One Call insurance customers slam firm for ‘ignoring’ cancellations and continuing to charge

One Call Insurance is again being called out by customers, who say it failed to cancel their policies when asked. 

This is Money previously reported on the firm not returning full refunds to its customers, despite them cancelling during the cooling-off period.

The Yorkshire-based insurer now faces claims that payment is still being taken from customers after policies have been cancelled.  

One customer, who did not wish to be named, told This is Money that he has spent more than a year trying to get a refund from the firm after cancelling his policy, and is now being threatened by debt recovery firms.

A.P. said that despite informing One Call that his policy was not to be renewed, it continued to take payment before later charging him a cancellation fee.

A One Call customer is being threatened by debt collectors after trying to cancel his policy

A.P. cancelled his policy in September 2019, giving them a month’s notice of his decision by email. He also attempted to contact them by phone.

When trying to cancel the plan by logging into his One Call account, he found there was no option to do so.

He also tried to confirm this with Close Brothers, the finance company responsible for taking the payments.  

The next month, his usual payment of £32.72 was taken for the ‘cancelled’ policy.

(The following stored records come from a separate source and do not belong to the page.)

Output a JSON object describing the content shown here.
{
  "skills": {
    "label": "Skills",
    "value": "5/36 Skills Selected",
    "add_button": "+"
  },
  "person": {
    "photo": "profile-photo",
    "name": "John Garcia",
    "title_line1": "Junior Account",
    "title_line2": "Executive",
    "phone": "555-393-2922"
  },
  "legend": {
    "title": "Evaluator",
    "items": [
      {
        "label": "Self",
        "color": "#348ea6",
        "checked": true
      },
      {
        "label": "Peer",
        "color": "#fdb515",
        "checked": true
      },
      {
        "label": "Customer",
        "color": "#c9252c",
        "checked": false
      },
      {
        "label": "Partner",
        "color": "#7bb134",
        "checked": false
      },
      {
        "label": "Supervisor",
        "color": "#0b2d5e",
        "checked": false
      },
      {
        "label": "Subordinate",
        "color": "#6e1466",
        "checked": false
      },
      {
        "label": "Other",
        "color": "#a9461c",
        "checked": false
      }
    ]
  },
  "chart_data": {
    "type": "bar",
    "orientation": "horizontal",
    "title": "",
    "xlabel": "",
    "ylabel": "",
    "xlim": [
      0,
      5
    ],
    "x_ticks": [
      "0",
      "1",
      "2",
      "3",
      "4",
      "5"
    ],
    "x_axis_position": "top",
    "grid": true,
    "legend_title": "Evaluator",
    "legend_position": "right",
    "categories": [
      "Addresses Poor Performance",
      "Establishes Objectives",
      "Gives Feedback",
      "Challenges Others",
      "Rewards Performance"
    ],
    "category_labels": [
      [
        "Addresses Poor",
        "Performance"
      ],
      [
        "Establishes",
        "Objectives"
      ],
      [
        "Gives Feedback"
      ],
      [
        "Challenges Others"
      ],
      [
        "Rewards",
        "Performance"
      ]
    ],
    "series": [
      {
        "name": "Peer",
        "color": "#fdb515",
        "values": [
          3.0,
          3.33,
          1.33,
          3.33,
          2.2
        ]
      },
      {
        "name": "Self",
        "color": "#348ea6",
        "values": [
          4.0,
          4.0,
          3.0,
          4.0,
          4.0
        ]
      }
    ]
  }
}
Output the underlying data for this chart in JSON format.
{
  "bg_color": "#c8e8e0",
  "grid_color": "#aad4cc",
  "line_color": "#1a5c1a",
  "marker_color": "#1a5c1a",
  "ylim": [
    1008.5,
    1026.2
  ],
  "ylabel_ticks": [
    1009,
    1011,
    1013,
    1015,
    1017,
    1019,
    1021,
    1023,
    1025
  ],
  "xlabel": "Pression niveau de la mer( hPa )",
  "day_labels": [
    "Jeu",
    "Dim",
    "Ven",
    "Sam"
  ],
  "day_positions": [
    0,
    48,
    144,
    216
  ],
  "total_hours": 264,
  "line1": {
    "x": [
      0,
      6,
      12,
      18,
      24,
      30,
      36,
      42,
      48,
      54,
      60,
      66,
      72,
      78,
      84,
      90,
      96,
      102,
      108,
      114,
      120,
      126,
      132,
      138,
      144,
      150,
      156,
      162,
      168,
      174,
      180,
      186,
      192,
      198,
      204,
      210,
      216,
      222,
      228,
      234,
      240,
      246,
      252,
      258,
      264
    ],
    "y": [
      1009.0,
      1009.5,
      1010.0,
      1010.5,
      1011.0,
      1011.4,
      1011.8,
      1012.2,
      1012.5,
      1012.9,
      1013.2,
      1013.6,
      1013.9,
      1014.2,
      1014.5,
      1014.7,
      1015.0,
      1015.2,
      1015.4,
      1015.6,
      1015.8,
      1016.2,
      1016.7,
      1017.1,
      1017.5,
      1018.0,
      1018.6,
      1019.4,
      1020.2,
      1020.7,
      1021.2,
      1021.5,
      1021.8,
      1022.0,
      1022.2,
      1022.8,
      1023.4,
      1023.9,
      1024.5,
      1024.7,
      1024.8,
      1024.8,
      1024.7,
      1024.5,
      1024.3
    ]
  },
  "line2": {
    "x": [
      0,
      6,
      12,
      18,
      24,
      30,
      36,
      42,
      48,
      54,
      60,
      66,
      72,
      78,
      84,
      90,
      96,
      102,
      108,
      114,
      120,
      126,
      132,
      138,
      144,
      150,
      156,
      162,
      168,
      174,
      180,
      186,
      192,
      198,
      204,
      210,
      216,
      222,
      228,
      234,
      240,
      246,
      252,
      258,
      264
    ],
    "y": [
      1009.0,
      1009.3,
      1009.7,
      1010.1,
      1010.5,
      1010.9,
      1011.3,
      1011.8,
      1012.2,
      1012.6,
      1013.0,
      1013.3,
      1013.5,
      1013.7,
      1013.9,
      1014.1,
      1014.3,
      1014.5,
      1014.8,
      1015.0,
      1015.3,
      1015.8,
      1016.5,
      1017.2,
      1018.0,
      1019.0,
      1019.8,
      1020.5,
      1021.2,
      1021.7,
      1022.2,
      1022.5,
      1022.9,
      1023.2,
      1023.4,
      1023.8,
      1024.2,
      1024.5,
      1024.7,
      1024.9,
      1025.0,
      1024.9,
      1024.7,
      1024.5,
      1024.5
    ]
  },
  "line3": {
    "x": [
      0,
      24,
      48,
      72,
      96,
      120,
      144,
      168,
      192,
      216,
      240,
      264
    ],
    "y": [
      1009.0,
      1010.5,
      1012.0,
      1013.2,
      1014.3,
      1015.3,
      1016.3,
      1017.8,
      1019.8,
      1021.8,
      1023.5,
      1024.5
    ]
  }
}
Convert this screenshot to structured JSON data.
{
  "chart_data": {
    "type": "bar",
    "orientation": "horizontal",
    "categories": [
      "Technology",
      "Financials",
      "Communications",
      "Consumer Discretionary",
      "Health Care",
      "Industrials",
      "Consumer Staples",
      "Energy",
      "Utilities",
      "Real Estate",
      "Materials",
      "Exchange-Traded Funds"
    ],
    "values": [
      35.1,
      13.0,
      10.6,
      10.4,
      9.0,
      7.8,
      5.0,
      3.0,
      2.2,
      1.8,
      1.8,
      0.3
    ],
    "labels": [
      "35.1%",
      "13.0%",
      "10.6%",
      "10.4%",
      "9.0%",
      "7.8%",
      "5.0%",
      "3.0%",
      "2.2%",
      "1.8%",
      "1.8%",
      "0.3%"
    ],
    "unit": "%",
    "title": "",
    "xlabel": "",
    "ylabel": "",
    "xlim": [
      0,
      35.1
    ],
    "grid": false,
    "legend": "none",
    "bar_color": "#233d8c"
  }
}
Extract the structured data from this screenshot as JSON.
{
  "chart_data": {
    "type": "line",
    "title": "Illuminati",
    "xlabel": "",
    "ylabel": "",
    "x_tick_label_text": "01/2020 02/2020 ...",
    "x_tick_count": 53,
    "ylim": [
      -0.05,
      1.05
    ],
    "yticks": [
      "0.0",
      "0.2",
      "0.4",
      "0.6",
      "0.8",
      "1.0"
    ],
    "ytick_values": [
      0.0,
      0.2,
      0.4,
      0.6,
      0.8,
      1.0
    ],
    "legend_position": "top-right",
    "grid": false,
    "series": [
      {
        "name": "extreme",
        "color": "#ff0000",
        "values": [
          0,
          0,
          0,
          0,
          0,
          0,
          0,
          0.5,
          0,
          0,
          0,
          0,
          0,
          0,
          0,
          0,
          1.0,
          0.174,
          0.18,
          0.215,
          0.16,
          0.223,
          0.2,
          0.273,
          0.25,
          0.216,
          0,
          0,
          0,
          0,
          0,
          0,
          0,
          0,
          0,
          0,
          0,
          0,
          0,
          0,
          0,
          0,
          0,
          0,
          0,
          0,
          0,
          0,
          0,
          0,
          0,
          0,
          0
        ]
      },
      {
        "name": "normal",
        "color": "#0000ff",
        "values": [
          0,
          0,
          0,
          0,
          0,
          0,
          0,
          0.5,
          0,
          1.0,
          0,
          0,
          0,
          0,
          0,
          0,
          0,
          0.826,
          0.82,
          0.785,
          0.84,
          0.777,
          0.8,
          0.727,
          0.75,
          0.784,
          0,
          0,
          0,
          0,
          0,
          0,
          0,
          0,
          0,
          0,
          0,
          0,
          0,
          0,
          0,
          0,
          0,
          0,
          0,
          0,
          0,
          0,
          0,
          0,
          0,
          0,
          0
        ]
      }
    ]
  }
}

This continued to happen for the next three months, totalling £130.90. Throughout this period, A.P. was trying to get in touch with the firm to stop the payments.

Then in January 2020, One Call tried to take a further £48.30 in cancellation charges.

A.P. then wrote to One Call asking for £200 in total – the sum of the charges taken, as well the new cancellation charges it was trying to take. He asked for the latter as a gesture of apology. 

The firm agreed to make an in-house complaint, but then tried to take £48.30 once again in April 2020. 

This was rejected by A.P.’s bank as he had removed his payment details.

Since then One Call has threatened to use a debt recovery firm in relation to the charges.

Currently, he has been battling the company to prove he cancelled in sufficient time. 

This is Money has tried to get in touch with One Call multiple times but it had not responded at the time of publication.

It seems that A.P. is not the only person to have this issue. Other customers have taken to social media to vent their frustration with the firm for the same reasons.

One Twitter user said they had been trying to cancel their policy for days on end

One Twitter user said they had been trying to cancel their policy for days on end

Another said the firm was trying to charge her father despite being in the cooling-off period

Another said the firm was trying to charge her father despite being in the cooling-off period

One customer said they tried to cancel over the phone but it took a long time to get through

One customer said they tried to cancel over the phone but it took a long time to get through

Your rights when cancelling insurance policies 

This is Money, with the help of Citizens Advice, has outlined your rights when cancelling insurance policies – both before and after the cooling-off period.

If you cancel during the cooling-off period: You may want to cancel an insurance policy if you have just bought it, but have changed your mind. By law, you have a minimum 14-day cooling-off period during which you can cancel the policy for any reason.

If you’ve bought life insurance, the cooling-off period is 30 days. This starts from the date the policy begins or the date you receive your policy documents, whichever is later. You should be refunded any premiums you have already paid.

However, your insurer may take off a small amount to cover days when the policy was in force. They may also charge you a small administration fee.

Some insurers may give you a longer cooling-off period. If you’re not sure how long your cooling-off period is, you can check the terms of your insurance policy.

If you want to cancel your policy during the cooling-off period you should contact your insurer as soon as possible.

The right to cancel during a cooling-off period does not apply to travel insurance that lasts less than one month. 

Cancelling after the cooling-off period: If you want to cancel your policy after the cooling-off period, you should check your insurance policy. Most insurers will give you a refund if you have not made any claims during the policy year but you will usually have to pay administration fees.

If you are thinking of cancelling your policy because you’ve found a better deal with another insurer, it may be easier and cheaper to wait until your policy is due for renewal and then switch.

Cancelling a direct debit does not cancel your insurance policy. If you do this you will still owe your insurer the premiums. You must contact your insurer to cancel the policy.

Some policies are automatically renewed each year. It’s important to check when your policy is due for renewal, so you can make sure that it is not renewed when you don’t want it to be.

It’s a good idea to make sure you have a new policy in place before cancelling the old one so that you’re not left uninsured.